Sometimes that means not responding. But if you do, Roy says to keep it short and succinct.

“Say that’s disrespectful, I don’t appreciate it and keep moving.”

Thousands of people are sharing their stories on the Hollaback! app and website, and the group is mapping every incident with pink dots that shows a story of street harassment, Hsu reported.

“You’ll see when you click on it, it will pop up,” said Roy. “You also have the option in New York City to share it with your local council member and they get all of this information. You want the whole community to get involved.”

Roy is hoping that will turn things around, Hsu reported.
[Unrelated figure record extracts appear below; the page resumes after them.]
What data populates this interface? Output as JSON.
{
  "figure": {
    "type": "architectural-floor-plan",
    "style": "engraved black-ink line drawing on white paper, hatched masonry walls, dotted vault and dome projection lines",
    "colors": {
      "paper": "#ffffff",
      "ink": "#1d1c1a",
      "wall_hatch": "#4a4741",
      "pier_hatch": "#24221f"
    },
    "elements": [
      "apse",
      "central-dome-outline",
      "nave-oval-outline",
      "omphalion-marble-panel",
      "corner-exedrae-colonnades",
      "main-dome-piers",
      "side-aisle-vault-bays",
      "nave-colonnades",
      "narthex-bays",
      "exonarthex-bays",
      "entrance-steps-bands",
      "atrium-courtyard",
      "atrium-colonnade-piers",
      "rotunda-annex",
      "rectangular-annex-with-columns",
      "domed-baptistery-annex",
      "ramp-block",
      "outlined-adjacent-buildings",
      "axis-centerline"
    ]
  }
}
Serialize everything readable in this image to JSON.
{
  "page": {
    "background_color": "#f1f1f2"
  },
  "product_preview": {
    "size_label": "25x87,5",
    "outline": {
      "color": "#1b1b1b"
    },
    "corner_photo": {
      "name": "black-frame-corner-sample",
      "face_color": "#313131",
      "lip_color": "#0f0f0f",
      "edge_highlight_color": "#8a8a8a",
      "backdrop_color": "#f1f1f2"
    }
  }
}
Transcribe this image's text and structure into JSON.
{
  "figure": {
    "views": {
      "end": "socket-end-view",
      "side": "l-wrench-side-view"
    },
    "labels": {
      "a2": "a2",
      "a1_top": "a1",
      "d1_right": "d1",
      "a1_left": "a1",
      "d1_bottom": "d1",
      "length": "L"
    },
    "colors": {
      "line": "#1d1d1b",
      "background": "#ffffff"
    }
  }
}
Last August, Shoshana Roberts was the subject of a Hollaback! PSA on catcalling. Wearing jeans and a black T-shirt, Roberts was filmed with a hidden camera and was catcalled more than 100 times over 10 hours while walking the streets of Manhattan.

The video was posted on YouTube, and Roberts later received rape threats over social media.

Researchers said witnesses often don’t step in to help the person being harassed.